A man who allegedly shot two police officers in Louisville, Ky., during the Breonna Taylor riots faced 35 charges Monday morning, none of which were attempted murder.
Larynzo Johnson, 26, was indicted by a grand jury on two counts of assault in the first degree and 33 counts of wanton endangerment in the first degree, WLKY reported.
The court’s decision not to charge a man who tried to kill two police officers with attempted murder sparked outrage and criticism nationwide, including remarks from the National Police Association.
“A police officer shot in the gut, and a police officer shot in the hip, in the middle of violent riots and looting would indicate to me that that should be – at a minimum – attempted murder,” National Police Association Spokeswoman Betsy Brantner Smith, a retired police sergeant, told the Daily Mail.

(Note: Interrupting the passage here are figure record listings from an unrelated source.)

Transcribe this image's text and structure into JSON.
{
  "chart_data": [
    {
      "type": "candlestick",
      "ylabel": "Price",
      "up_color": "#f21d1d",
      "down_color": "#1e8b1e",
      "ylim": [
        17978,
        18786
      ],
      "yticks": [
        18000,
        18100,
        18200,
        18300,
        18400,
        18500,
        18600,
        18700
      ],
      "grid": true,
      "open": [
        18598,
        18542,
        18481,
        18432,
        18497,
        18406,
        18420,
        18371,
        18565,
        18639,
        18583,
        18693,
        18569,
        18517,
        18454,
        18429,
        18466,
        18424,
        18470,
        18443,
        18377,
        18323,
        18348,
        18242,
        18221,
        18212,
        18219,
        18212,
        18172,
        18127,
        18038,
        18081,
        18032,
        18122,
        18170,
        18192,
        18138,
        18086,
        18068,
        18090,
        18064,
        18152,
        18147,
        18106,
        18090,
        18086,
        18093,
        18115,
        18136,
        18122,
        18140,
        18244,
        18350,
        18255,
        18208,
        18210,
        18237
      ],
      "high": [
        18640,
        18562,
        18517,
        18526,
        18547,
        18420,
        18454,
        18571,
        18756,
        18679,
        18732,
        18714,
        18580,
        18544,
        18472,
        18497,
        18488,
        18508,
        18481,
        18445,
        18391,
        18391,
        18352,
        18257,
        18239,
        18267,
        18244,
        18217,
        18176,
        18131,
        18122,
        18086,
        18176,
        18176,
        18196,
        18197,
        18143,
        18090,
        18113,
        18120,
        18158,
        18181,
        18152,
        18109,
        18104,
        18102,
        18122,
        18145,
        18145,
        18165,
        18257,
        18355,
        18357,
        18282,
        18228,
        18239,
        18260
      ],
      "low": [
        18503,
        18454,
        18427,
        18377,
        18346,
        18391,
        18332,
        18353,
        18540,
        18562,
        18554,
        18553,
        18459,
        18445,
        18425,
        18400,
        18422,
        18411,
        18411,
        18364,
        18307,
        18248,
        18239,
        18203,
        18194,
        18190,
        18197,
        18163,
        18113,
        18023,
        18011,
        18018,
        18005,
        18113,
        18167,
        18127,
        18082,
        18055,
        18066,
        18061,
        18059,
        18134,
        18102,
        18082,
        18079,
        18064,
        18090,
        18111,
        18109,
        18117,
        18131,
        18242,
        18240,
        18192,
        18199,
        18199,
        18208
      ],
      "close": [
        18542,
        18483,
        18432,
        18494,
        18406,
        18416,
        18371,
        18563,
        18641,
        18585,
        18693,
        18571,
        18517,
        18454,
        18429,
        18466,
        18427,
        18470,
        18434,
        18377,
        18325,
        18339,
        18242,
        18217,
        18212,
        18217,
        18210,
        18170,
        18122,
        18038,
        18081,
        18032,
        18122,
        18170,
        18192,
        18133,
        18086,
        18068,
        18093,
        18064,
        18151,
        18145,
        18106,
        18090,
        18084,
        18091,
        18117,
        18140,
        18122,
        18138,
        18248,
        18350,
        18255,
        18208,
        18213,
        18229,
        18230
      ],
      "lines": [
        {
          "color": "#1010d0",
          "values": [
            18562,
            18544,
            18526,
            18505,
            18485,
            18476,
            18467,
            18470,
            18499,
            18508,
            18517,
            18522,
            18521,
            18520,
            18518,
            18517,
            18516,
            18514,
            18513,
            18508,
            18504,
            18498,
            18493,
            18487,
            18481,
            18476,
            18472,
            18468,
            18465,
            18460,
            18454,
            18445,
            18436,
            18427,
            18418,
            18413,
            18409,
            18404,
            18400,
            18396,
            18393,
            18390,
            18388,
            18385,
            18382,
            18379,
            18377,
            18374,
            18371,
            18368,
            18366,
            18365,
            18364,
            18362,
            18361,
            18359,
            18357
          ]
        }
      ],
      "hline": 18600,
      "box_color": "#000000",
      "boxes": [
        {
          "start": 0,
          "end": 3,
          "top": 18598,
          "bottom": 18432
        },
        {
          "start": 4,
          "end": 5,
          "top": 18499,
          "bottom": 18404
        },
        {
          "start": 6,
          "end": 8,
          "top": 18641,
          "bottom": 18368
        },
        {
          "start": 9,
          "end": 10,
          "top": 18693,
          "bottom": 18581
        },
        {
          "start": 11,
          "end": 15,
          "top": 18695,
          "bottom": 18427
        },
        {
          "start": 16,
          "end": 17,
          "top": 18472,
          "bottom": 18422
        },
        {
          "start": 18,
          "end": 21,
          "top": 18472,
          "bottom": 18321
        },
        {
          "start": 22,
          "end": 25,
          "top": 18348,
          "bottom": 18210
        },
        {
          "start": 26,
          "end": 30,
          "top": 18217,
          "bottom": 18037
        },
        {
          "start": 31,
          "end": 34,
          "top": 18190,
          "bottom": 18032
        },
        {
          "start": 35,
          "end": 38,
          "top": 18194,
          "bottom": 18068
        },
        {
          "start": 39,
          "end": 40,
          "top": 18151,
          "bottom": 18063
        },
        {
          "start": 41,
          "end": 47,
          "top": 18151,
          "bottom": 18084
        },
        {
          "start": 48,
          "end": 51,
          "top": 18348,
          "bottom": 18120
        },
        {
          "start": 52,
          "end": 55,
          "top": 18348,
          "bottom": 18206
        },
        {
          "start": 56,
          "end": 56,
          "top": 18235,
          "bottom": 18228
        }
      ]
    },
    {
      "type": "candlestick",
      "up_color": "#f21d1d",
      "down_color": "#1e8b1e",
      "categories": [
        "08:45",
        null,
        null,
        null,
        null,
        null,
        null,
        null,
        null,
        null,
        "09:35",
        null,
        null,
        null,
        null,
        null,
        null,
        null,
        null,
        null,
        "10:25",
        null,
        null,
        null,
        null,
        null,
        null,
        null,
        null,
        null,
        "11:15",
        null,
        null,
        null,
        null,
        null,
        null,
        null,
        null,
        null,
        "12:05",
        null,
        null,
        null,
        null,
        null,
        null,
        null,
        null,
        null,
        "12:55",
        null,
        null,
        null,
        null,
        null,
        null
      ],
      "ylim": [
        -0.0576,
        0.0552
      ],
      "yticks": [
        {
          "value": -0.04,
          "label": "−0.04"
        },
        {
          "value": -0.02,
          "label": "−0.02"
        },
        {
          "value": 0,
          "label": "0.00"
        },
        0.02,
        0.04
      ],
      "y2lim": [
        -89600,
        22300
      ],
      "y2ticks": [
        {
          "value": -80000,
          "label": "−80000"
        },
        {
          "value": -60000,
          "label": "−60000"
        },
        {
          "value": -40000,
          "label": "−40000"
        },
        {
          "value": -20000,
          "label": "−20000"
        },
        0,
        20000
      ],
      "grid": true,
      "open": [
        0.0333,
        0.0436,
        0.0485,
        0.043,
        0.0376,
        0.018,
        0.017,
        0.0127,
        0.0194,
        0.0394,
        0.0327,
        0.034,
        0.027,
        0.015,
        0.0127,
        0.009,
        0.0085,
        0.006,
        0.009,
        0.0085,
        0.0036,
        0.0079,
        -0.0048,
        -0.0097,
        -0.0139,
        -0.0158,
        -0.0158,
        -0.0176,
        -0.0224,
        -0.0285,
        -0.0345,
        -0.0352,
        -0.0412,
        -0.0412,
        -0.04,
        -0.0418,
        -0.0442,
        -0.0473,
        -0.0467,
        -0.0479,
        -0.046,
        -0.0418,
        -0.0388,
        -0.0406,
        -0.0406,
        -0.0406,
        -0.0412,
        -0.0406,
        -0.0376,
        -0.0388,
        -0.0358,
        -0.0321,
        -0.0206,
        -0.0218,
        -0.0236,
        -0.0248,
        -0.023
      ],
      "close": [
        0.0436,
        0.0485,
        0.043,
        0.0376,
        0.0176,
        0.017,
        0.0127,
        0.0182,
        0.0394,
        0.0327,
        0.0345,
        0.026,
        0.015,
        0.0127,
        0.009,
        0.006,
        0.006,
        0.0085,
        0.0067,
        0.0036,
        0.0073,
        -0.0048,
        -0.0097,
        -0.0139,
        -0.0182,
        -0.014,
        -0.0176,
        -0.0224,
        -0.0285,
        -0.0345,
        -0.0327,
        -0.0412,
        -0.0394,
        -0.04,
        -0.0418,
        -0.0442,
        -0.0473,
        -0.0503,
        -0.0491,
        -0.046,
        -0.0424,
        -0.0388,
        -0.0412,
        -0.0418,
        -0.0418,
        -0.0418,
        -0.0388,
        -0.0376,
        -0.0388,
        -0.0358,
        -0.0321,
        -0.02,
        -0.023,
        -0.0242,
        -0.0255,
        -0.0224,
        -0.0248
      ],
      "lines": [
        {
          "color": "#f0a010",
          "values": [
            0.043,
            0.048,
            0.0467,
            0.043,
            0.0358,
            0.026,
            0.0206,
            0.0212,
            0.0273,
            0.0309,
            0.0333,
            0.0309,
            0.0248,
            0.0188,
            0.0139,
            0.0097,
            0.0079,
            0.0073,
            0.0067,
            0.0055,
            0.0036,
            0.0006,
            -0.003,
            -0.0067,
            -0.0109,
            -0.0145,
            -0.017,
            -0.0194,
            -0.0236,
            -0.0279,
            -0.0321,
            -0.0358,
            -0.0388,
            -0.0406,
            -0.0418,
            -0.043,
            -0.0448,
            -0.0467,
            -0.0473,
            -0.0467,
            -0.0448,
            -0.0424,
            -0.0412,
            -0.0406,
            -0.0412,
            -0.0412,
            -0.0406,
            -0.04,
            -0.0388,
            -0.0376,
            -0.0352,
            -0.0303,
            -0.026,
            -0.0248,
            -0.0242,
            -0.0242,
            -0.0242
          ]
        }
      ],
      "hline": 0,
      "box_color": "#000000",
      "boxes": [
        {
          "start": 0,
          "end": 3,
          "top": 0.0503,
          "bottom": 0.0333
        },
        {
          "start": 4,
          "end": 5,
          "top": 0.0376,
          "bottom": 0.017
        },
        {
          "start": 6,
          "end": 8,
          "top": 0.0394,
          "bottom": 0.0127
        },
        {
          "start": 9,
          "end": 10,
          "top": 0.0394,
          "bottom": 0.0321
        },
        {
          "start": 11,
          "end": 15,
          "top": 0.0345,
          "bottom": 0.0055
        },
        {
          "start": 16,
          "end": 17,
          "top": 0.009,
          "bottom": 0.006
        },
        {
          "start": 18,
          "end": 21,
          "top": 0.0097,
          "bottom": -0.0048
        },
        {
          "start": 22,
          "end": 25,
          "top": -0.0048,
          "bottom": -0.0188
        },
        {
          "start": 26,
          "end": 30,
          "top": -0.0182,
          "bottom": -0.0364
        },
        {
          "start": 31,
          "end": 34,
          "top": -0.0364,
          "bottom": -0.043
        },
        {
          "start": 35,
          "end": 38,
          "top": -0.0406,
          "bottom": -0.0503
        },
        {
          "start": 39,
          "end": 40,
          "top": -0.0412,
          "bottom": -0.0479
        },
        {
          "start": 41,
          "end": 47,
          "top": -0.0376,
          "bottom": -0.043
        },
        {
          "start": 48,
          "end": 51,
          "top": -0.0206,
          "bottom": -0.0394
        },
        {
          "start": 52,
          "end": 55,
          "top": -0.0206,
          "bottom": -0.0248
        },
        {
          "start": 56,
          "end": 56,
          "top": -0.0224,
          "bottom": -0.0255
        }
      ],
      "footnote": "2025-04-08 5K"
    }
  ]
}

Brantner Smith pointed out that the affidavit of Johnson’s arrest said he “intentionally used a handgun to fire multiple bullets at officers.”
“I don’t know why that wouldn’t be at least, with the one officer shot in the gut, attempted murder,” she said.
Earlier this year, demonstrations broke out in Louisville following an announcement that a Jefferson County grand jury indicted one of the three Louisville Metropolitan Police Department officers involved in the raid at Breonna Taylor’s residence in March.
LMPD Officer Brett Hankison was indicted on three counts of wanton endangerment for firing into an apartment next door. The neighboring apartment was occupied by three people, including a pregnant woman and a child.
None of the officers who fired shots after Taylor’s boyfriend opened fire were indicted.
The Courier-Journal reported that persecutors said Johnson opened fire on officers working crowd control in the midst of the Breonna Taylor riots around 8:30 p.m. on September 23 close to Broadway and Brook street.
Court documents showed witnesses identified Johnson as the shooter who fired during the demonstration before fleeing the scene on foot, WDRB reported. Police reportedly apprehended Johnson within minutes of the shooting.
Jeffrey Cooke, Jefferson County Assistant Commonwealth Attorney, said the charges were filed by the arresting officers according to their best judgment, but the prosecutor ultimately decided the charges.
“Ordinarily if someone intentionally shoots at someone with a firearm and hits them the shooter would be charged with Assault in the First Degree. Depending on the facts, Attempted Murder could also be charged,” Cooke claimed.
However, according to The Police Tribune, records indicated those who fired at police in Kentucky were charged with attempted murder most of the time, even if they didn’t strike their target.